The answer is, respectively, an infantryman of the Shropshire regiment or the Staffordshire regiment. And now military expert Graham Bandy is trying to give family history detectives a helping hand with such puzzles in identifying cap badges worn by ancestors on old family photos.
His new book Identifying Cap Badges is arranged so that researchers can look up badges based on what they see – from dragons and feathers, to harps and castles.
"A few badges include a rope knot. These are invariably connected to Staffordshire," he says.
"The knot device itself is shrouded in mystery. Some say that it comes from an executioner only having one piece of rope to execute three prisoners.

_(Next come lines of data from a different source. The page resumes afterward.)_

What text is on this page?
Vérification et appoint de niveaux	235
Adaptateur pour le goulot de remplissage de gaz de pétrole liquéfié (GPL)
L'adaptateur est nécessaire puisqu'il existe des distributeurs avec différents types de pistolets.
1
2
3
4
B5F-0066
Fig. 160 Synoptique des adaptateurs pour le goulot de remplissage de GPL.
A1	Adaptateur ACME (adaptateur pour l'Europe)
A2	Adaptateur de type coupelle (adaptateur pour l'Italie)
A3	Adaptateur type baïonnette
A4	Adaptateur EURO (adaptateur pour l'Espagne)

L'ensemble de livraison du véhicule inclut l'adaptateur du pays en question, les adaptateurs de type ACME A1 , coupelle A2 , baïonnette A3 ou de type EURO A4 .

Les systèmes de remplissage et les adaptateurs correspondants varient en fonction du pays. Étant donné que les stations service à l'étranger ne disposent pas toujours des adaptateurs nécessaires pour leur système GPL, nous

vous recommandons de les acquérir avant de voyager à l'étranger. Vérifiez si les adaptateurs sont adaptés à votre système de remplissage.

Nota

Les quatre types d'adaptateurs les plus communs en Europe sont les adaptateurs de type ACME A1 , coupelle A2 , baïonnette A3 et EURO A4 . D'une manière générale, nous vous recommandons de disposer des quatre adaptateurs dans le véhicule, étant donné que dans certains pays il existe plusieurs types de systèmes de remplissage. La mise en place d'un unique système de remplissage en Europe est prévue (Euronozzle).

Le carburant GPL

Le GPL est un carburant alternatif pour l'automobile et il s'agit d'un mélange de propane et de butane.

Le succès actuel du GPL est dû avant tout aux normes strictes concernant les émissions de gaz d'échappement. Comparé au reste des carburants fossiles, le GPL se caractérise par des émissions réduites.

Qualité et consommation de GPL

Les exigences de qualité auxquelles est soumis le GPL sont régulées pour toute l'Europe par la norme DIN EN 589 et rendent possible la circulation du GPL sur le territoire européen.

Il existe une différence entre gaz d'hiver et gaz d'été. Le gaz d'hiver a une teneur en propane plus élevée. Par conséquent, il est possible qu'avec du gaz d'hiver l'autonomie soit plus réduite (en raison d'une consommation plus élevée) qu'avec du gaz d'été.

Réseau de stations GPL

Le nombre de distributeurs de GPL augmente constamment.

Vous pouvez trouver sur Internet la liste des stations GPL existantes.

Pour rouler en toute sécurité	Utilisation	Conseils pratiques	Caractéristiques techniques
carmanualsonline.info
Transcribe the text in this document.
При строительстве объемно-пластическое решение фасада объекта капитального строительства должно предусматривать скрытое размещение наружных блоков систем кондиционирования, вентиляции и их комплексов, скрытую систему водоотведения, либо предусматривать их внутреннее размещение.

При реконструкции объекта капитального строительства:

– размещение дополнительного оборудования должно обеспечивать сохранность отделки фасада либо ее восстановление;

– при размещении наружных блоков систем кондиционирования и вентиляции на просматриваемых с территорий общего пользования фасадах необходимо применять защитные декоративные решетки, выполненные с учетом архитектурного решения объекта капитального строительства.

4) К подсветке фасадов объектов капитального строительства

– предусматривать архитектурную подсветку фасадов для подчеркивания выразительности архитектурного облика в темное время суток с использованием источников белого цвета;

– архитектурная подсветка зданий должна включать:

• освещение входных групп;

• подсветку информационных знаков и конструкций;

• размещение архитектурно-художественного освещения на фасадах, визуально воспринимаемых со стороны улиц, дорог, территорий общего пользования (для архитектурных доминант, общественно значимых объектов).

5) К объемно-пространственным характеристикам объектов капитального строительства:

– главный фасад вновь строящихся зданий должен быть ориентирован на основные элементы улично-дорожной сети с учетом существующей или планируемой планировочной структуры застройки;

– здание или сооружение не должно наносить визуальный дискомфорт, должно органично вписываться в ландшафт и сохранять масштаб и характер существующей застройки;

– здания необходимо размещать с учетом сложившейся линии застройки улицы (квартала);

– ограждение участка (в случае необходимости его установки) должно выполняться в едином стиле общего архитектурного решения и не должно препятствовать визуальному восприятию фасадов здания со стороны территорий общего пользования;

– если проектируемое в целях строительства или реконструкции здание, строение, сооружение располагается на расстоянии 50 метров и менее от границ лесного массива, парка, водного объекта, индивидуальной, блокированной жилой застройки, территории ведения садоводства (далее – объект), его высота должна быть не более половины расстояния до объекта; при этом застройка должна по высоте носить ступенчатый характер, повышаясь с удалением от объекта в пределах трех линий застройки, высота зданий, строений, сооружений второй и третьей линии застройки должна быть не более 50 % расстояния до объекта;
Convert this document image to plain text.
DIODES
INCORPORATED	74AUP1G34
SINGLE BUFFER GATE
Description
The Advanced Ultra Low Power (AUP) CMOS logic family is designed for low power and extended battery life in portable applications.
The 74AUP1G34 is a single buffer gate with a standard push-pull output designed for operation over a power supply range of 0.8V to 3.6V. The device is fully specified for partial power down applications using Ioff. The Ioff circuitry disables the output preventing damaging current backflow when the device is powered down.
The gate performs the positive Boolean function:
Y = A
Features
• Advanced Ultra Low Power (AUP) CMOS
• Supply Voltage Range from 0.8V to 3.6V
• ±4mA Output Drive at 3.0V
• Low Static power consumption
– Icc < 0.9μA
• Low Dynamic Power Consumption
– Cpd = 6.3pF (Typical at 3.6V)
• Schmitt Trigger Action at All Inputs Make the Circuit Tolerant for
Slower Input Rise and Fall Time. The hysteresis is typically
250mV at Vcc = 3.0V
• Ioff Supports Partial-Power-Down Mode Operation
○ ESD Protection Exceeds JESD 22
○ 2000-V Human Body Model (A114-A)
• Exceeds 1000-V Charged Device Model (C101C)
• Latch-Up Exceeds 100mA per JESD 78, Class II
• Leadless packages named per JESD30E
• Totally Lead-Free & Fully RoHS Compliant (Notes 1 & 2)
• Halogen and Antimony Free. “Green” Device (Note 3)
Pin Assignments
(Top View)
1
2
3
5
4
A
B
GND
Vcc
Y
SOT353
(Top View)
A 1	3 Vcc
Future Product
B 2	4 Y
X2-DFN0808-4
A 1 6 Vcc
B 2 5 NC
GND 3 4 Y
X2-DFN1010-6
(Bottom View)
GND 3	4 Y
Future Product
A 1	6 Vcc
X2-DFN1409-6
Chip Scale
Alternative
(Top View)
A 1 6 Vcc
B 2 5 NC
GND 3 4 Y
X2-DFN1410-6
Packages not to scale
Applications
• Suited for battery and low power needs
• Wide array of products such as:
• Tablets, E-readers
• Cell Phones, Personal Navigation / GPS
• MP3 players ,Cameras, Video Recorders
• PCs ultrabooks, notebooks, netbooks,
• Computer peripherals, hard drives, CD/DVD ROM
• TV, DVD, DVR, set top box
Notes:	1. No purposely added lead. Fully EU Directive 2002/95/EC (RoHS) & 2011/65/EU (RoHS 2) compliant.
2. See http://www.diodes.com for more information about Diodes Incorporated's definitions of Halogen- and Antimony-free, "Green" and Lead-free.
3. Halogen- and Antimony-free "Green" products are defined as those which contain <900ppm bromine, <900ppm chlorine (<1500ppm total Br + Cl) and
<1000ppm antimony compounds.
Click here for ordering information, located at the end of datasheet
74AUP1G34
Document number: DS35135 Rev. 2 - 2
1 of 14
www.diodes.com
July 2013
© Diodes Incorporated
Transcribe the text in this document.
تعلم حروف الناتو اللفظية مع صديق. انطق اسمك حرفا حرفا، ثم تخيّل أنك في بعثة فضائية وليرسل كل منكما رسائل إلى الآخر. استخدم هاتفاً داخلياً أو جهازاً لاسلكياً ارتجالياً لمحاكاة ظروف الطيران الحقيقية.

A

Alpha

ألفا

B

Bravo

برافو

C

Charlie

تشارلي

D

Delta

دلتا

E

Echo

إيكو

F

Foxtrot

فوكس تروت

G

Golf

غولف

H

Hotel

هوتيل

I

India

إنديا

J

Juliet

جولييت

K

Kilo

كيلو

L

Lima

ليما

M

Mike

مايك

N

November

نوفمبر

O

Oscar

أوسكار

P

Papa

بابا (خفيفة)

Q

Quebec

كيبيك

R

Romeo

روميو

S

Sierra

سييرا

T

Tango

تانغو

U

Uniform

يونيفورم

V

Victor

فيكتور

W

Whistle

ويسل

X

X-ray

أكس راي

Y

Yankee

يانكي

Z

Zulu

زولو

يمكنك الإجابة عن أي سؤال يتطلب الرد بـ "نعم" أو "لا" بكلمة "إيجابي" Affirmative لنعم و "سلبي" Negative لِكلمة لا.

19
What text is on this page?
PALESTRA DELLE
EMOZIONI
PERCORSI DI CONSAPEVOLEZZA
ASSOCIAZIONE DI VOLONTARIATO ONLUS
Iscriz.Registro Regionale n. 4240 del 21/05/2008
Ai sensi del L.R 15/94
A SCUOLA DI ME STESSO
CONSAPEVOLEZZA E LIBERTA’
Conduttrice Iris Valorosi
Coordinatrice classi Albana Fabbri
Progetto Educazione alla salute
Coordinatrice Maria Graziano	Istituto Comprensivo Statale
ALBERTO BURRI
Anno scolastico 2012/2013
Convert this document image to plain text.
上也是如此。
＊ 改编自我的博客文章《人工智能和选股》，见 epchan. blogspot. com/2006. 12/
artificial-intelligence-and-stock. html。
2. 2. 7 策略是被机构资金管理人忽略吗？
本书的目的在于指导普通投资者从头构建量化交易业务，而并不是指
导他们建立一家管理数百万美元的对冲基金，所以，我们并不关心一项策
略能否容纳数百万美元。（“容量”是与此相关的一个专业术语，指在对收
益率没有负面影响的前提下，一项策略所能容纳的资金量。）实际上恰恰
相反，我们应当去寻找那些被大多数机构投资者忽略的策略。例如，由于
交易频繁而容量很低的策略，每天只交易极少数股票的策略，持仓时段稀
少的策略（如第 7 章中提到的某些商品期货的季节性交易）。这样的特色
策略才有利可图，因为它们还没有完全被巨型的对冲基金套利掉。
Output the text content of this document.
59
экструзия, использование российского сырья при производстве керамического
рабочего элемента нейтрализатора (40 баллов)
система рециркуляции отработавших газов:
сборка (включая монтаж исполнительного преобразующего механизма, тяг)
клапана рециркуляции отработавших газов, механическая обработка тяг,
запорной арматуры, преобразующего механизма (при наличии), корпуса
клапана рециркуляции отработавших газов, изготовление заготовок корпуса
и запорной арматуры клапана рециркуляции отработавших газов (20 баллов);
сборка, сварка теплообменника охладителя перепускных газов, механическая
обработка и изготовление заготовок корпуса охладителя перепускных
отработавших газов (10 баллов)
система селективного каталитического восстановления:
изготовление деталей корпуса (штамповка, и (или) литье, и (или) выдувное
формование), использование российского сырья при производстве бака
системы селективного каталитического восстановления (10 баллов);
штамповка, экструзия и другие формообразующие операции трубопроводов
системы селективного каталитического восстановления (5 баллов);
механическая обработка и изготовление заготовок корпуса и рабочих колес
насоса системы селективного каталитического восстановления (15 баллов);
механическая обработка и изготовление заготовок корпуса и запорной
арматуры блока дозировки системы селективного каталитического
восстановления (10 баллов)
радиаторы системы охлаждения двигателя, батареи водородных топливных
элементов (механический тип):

"Others claim it dates to the year 913 and Ethelfleda, daughter of King Alfred, who used her girdle to symbolically connect the three lands into Staffordshire.
"There is also a claim that it comes from the arms of the Stafford family themselves and only dates to either 1583 or 1443, depending upon which member of the family used it first."
Among cap badges which feature the rope knot are those of the North Staffordshire Regiment, the South Staffordshire Regiment, and the Staffordshire Yeomanry.
Graham, who lives in Sussex and has been identifying military cap badges since he was at school, has appeared as an expert on the BBC's Who Do You Think You Are? programme.
Among regiments with a cap badge featuring a bugle is the King's Shropshire Light Infantry, although the bugle is by no means exclusive to the KSLI.
"The bugle horn is the sign of a light infantry unit. In the late 18th century, after learning the art of skirmishing from Prussian troops, the British Army formed light companies in all of the battalions of its line infantry.
"As these troops acted independently and were 'fleet of foot,' they needed something other than a drum to make a signal. Thus the Prussian bugle horn was adopted."
Graham says that all previous books on British military badges list them in accordance with the unit's position within the army and according to their seniority – what is known as the Order of Precedence. This determines the position of the unit in a parade.
The current Order of Precedence begins with the Household Cavalry, followed by the Royal Horse Artillery, and down the line until the Royal Bermuda Regiment bringing up the tail.
However, he says his book is specially tailored for family historians by instead listing the badges according to their visible features and shape, so, for instance, those which feature a castle can be searched for in his chapter on castles.
It doesn't always help as some badges are very similar, particularly those which have the Prince of Wales feathers, or plume of feathers.
"It is often said when people are trying to identify a badge with feathers, that it is Welsh. Well yes, sometimes, but not always. Many of the badges are almost identical except for the wording on the scroll or the angle of the scrolls that contain the motto, Ich Dien – I serve."
A few cap badges have offbeat designs – such as a steam loco for the Cheshire Railway Volunteers, and what appear to be riding stirrups for the 4th and 7th Battalions of the Hampshire Regiment, but are in fact the New Forest dog gauge. Any dog that could pass through the gauge was allowed into the New Forest.
Identifying Cap Badges by Graham Bandy is published by Pen & Sword and costs £25.